Streaming algorithms process data that arrives one element at a time, using memory much smaller than the input. The standard model assumes the stream is fixed in advance — the algorithm's intermediate outputs don't influence future inputs. Adversarial streams break this: an adversary sees the algorithm's responses and adapts subsequent inputs to exploit them.
For insertion-only streams, adversarial robustness is well understood. For insertion-deletion (turnstile) streams, a longstanding conjecture held that robustness requires linear space in the universe size — essentially storing everything, defeating the purpose of streaming.
Gribelyuk, Lin, Woodruff, Yu, and Zhou (arXiv:2602.20854) refute the conjecture. Their estimator-corrector-learner framework achieves adversarial robustness for the second moment F₂ using polylogarithmic space — exponentially smaller than the conjectured lower bound. The framework combines multiple linear sketches: one estimates, one corrects, one learns the adversary's strategy. The combination is robust where each component alone would not be.

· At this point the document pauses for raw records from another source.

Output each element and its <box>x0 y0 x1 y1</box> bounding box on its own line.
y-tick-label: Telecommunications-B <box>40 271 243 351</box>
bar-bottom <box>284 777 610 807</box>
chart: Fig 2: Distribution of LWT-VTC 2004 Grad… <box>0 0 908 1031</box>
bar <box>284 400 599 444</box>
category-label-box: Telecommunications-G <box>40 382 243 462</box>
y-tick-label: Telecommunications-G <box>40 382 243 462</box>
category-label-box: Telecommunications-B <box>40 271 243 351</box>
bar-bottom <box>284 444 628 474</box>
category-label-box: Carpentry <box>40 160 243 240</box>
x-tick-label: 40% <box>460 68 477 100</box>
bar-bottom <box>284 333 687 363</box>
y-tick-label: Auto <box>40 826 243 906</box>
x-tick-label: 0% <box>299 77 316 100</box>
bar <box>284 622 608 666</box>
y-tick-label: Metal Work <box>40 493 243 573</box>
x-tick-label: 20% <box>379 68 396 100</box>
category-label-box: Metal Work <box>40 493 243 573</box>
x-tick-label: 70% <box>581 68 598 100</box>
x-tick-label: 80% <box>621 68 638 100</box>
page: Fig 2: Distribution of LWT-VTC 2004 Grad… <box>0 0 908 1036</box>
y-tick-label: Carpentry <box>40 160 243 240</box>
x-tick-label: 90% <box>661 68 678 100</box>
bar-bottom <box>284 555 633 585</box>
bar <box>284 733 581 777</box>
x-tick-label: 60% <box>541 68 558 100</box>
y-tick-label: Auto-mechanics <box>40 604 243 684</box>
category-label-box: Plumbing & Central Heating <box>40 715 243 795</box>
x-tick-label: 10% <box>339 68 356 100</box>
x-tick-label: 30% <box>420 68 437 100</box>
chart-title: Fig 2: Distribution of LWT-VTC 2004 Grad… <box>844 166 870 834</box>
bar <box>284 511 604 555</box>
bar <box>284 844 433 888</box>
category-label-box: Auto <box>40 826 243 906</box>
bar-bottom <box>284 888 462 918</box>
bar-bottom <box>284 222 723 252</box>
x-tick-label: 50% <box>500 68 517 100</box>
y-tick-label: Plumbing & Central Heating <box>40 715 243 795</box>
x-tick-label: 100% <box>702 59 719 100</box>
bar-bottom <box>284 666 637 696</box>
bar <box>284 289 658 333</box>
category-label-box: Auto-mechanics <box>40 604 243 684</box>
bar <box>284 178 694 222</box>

A deeper finding: there is an exponential separation between linear and non-linear sketches for adversarial robustness in turnstile streams. Linear sketches — the standard tool — provably cannot achieve what the non-linear combination does. The bottleneck was not the problem's inherent difficulty but the restriction to a specific computational model.
The general observation: a conjectured lower bound may reflect a limitation of the proof technique or the computational model, not the problem. The gap between what linear sketches require and what non-linear combinations achieve shows that composing weak tools can produce strength that no individual tool possesses. The robustness lives in the interaction, not the components.